When our English country dances were carried abroad,—notably to Germany and France,—the tunes to which they were danced were carried with them, were there appropriated, and as these dances died out in their native home, and with them their proper melodies, the tunes have in several instances come back to us from the continent, as German or French airs.

Very probably one reason of the disapproval which country dancing has encountered arises from the fact that it allows no opportunities of conversation, and consequently of flirtation, as the partners stand opposite each other, and in the figures take part with other performers quite as much as with their own proper vis-à-vis. But then is a dance arranged simply to enable a young pair to clasp each other and whisper into each others ears? Are art, beauty, pleasure to the spectators to be left out of count altogether? The wall-fruit are deserving of commiseration, for they now see nothing that can gratify the eye in a ball-room; the waltz has been like the Norwegian rat—it has driven the native out altogether, and the native dance and the native rat were the more beautiful of the two.

It is not often we get a graceful dance on the stage either. Country dancing is banished thence also; distorted antics that are without grace, and of scanty decency, have supplanted it.

It seems incredible that what was regarded as a necessary acquisition of every lady and gentleman sixty or seventy years ago should have gone, and gone utterly—so utterly that probably dancing-masters of the present day would not know how to teach the old country dances. In The Complete System of Country Dancing , by Thomas Wilson, published about 1821 (there is no date on the title-page), the author insists on this being the national dance of the English, of its being in constant practice, of its being a general favourite "in every city and town throughout the United Kingdom;" as constituting "the principal amusement with the greater part of the inhabitants of this country." Not only so, but the English country dance was carried to all the foreign European Courts, where it "was very popular, and became the most favourite species of dancing;" and yet it is gone—gone utterly.

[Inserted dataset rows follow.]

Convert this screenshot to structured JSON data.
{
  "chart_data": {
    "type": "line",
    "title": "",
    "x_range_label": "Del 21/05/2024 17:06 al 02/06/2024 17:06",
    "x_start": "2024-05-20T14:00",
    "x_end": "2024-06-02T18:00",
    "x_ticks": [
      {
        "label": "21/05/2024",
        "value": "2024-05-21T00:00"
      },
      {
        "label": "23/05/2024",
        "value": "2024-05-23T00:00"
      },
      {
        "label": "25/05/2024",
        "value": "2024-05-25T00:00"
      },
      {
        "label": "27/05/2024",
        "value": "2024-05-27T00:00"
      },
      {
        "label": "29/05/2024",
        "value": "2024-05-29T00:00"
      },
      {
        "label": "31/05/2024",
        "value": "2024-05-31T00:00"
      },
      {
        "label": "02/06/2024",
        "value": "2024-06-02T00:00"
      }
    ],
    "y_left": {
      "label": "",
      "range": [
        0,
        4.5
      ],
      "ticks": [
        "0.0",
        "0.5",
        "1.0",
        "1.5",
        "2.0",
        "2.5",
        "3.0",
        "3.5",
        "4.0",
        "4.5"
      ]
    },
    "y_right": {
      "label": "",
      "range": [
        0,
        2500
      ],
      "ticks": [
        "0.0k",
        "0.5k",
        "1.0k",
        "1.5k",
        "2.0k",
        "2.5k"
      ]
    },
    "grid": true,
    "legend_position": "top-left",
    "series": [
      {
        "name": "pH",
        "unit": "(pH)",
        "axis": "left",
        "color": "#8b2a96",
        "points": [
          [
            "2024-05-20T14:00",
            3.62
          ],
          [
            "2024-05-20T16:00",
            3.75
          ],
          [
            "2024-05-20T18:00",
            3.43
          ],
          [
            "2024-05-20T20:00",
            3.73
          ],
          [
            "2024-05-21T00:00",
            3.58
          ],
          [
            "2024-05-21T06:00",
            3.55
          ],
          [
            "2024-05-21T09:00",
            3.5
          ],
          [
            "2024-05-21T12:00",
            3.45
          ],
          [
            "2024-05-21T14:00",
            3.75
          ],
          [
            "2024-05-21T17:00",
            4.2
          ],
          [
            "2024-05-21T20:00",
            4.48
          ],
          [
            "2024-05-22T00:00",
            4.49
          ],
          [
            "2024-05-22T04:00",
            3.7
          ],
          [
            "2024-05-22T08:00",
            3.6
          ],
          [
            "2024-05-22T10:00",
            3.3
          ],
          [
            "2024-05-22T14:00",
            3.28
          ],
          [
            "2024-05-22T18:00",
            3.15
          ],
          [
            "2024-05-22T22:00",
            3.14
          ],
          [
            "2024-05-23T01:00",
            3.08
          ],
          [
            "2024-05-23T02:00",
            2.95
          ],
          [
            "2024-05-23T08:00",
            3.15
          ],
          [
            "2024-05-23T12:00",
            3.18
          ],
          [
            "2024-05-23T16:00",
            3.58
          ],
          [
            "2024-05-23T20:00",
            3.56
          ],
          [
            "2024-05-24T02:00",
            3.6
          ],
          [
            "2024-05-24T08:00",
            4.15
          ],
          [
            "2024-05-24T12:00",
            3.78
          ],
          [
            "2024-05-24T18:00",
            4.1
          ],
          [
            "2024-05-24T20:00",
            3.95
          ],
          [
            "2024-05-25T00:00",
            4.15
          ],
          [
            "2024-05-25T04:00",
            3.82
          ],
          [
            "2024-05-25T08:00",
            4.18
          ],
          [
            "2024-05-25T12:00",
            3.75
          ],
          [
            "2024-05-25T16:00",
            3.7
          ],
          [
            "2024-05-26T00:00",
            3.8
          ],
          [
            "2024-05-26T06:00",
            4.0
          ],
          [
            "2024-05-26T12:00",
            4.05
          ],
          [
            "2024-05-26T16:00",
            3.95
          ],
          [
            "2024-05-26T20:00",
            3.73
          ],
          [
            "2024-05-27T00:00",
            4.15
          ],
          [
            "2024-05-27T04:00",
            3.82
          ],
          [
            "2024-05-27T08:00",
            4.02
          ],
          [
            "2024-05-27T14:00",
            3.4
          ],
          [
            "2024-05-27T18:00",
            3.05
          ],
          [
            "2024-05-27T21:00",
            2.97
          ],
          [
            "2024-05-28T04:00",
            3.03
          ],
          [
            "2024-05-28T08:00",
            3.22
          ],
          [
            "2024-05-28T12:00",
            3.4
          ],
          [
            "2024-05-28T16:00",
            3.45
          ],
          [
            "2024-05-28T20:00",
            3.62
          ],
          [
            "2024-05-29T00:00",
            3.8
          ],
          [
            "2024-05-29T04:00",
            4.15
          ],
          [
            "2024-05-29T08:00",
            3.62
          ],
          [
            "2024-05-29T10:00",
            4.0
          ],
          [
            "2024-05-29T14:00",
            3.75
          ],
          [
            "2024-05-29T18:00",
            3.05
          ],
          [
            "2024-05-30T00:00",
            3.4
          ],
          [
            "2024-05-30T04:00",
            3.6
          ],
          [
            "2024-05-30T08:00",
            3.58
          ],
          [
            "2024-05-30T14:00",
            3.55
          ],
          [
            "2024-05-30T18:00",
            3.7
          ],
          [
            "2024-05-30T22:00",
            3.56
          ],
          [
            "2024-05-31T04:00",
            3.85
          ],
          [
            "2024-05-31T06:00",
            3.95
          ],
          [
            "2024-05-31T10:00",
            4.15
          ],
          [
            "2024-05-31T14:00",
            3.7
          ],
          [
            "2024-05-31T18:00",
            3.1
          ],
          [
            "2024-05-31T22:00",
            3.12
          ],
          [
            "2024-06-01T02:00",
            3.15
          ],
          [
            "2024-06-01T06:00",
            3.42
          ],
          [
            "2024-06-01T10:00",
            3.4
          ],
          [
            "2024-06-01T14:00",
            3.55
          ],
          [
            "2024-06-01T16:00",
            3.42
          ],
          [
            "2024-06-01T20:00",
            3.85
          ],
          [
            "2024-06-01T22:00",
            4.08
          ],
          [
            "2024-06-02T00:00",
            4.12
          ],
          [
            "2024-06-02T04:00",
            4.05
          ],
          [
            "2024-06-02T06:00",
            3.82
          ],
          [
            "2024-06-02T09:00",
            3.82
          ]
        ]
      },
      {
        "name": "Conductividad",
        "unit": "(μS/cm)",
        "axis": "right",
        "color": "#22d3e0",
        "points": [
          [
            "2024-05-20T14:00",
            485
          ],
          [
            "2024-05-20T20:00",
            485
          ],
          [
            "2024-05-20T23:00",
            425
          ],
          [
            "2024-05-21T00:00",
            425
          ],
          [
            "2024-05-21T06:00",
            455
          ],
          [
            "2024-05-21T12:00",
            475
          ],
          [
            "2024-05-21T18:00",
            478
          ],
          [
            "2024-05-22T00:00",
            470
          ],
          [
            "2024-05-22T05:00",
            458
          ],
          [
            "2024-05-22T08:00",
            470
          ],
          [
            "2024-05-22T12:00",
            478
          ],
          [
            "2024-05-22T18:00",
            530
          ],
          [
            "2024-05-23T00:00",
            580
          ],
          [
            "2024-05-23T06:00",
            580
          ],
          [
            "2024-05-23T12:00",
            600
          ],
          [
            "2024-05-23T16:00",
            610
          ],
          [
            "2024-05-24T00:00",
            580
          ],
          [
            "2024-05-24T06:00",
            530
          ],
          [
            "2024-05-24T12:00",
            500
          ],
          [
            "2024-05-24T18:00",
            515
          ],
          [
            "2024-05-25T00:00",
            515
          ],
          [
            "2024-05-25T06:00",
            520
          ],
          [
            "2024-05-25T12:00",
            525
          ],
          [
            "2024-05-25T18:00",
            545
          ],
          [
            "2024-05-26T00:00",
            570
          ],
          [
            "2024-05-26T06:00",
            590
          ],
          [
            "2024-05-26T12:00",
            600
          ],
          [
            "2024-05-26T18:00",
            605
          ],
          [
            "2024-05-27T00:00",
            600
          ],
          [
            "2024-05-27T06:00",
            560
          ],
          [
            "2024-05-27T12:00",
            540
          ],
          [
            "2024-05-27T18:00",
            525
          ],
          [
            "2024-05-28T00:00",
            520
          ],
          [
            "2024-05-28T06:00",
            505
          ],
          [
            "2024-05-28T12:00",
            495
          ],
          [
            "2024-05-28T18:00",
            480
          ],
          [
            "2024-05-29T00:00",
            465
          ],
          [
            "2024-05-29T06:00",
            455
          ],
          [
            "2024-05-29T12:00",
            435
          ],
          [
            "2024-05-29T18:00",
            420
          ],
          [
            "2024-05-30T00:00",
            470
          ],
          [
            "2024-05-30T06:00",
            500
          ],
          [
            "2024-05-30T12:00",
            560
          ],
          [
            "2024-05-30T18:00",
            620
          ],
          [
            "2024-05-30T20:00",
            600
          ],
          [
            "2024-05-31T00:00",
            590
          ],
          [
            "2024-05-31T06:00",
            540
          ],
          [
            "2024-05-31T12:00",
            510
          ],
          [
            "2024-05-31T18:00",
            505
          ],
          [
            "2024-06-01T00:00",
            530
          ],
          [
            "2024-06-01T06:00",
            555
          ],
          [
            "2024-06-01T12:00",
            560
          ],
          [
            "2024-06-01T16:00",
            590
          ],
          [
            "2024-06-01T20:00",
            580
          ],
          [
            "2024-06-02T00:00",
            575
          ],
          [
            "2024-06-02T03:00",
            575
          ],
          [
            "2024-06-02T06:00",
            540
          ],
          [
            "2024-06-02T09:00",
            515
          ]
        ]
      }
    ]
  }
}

The minuet was, no doubt, a tedious and over-formal dance; it was only tolerable when those engaged wore hoops and powder and knee-breeches; but the English country dance is not stiff at all, and only so far formal as all complications of figures must be formal. It is at the same time infinitely elastic, for it allows of expansion or contraction by the addition or subtraction of figures. There are about a hundred figures in all, and these can be changed in place like the pieces of glass in a kaleidoscope.

Minuet being Danced.

Why, in this age of revivals, when we fill our rooms with Chippendale furniture and rococo mirrors and inlaid Florentine cabinets, and use the subdued colours of our grandmothers, when our books are printed in old type with head and tail pieces of two centuries ago, when the edges are left in the rough—why should we allow the waltz, the foreign waltz, to monopolize our ball-rooms to the exclusion of all beautiful figure-dancing, and let an old English art disappear completely without an attempt to recover it? It will be in these delightful, graceful, old national dances that our girls will, like the daughter of Philipater in the Spectator , dance themselves into our esteem, as it is pretty sure that in the approved fashion of waltzing they will dance themselves out of it.